④⓪
短い時間だが、この島で暮らしたさまざまな記憶が蘇ってくる。
原始的な生活では協力して、仲間がいなければ成し遂げられないことばかりだ。
メイジーはこうして暮らしているうちに色々と学ぶことがたくさんあった。
それを薄汚いなどと馬鹿にされるのは腹立たしくて仕方ない。
「ここは素晴らしい場所よ……! そんな言い方はやめてっ」
「……何?」
「お前……」
二人の怒りは完全にメイジーへと向いているようだ。
睨み合いは続いていたがメイジーの頭にはあることが過ぎる。
(この人たち……皇帝陛下って言っていたわよね。それにガブリエーレを探している。それってつまり……?)
苛立ちでそこまで思い至らなかったが、つまり彼らが探しているガブリエーレ。
ガブリエーレは皇帝ということにならないだろうか。
(そ、そんなわけないわよ……! 島で何もせずにぐうたらしている皇帝なんて聞いたことないわ)

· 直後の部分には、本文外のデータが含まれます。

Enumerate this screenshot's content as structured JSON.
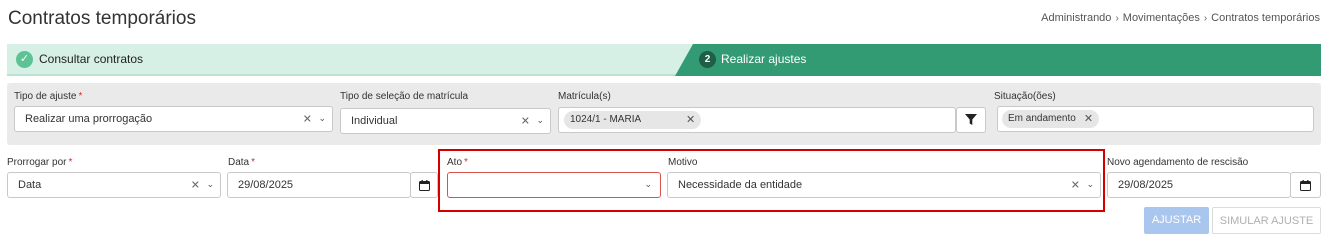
{
  "page": {
    "title": "Contratos temporários"
  },
  "breadcrumb": [
    "Administrando",
    "Movimentações",
    "Contratos temporários"
  ],
  "steps": [
    {
      "label": "Consultar contratos",
      "icon": "check-icon"
    },
    {
      "number": "2",
      "label": "Realizar ajustes"
    }
  ],
  "filters": {
    "tipo_ajuste": {
      "label": "Tipo de ajuste",
      "required": "*",
      "value": "Realizar uma prorrogação"
    },
    "tipo_selecao": {
      "label": "Tipo de seleção de matrícula",
      "value": "Individual"
    },
    "matriculas": {
      "label": "Matrícula(s)",
      "chip": "1024/1 - MARIA"
    },
    "situacoes": {
      "label": "Situação(ões)",
      "chip": "Em andamento"
    }
  },
  "form": {
    "prorrogar_por": {
      "label": "Prorrogar por",
      "required": "*",
      "value": "Data"
    },
    "data": {
      "label": "Data",
      "required": "*",
      "value": "29/08/2025"
    },
    "ato": {
      "label": "Ato",
      "required": "*",
      "value": ""
    },
    "motivo": {
      "label": "Motivo",
      "value": "Necessidade da entidade"
    },
    "novo_agendamento": {
      "label": "Novo agendamento de rescisão",
      "value": "29/08/2025"
    }
  },
  "actions": {
    "ajustar": "AJUSTAR",
    "simular": "SIMULAR AJUSTE"
  },
  "colors": {
    "step_done_bg": "#d6f0e6",
    "step_active_bg": "#339b73",
    "highlight": "#d40000",
    "required": "#d32f2f",
    "primary_disabled": "#a9c6ee"
  }
}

だが、ガブリエーレが今まで使っていた不思議な力の数々は魔法だとしたなら納得がいくのではないだろうか。
そしてこの青年たちが使っているのものは魔法だ。
メイジーの知識の中で、ここまで魔法が栄えている国というのは一つしかない。
(ま、まさかスリーダイト帝国の皇帝がガブリエーレってこと!?)
そこでメイジーはあることを思い出す。
王女であるメイジーがスリーダイト帝国の皇帝の名前を知らないわけがない。
皇帝の名前はマルメレ。
マルメレ・ジス・スリーダイトだったはずなのだ。
(でもこの人たちが嘘をついているとは思えないわ)
しかしあの偉そうな態度を考えたら、彼が皇帝だとしたら納得できるような気がした。
「おい、聞いているのか?」
「…………へ?」
緑色の短髪の青年の声にメイジーはハッとする。
どうやら考え事をしていたせいで、まったく話を聞いていなかったようだ。
いつの間にか尖った木の枝がメイジーの首に食い込んでいた。
今にも皮膚を貫いてしまいそうだ。
久しぶりに感じる命の危機にメイジーは息を呑む。
尖った木の枝から離れようとするものの、反対側にはひんやりと冷たい水の塊がある。
窒息死なのか、刺死なのか選べと言われているような気がしてじんわりと背中に汗が滲む。
「もういい……十分だ」
「お前は下がっていろ」
「……っ!」
首の痛みが強くなった気がした。
怖いのに指一本、うまく動かせない。
やられる……そう思ったメイジーがギュッと瞼を閉じた時だった。
『誰がコイツに危害を加えていいと言った?』
低く恐ろしい声が聞こえた。
メイジーがゆっくりと瞼を開けると、そこには青年たちと同様に飛んでいるガブリエーレの姿があった。
そしてメイジーの前にフワリと着地する。
『メイジーを殺していいのは俺だけだ』
「……!」
いつの間にか島民やメイジーたちを囲っていた木々は無惨に枯れ果てて、水の塊はなくなっているではないか。
目を閉じていたメイジーには何が起こったのかまったくわからない。
けれど緑の短髪の青年は木で締め上げられて、青い長髪の青年は水の中にいる。
『ガブリエーレ様、来た!』
『我らの守り神、ガブリエーレ様』
島民たちはガブリエーレの登場に沸き立っている。
周囲から湧き起こるガブリエーレコール。
島民たちは腕を上げて、ガブリエーレの名前を呼んでいた。
メイジーは命が助かったのはいいが、目の前の苦しみ悶える青年たちが気になって仕方ない。
苦しそうに歪む表情を見て、メイジーは狼狽えていた。
「ねぇ……あの人たち、大丈夫なの!?」
『お前は今、コイツらに殺されかけたんだろう? 何故庇う?』
そう言ってガブリエーレはメイジーを見た。
その目には今までに見たことがないほどに冷たい。
初めて会った時の彼を思い起こさせる。
確かにメイジーはもう少しで彼らにやられていたかもしれない。
けれど目の前で彼らが殺されてしまうのだとしたら見過ごせない。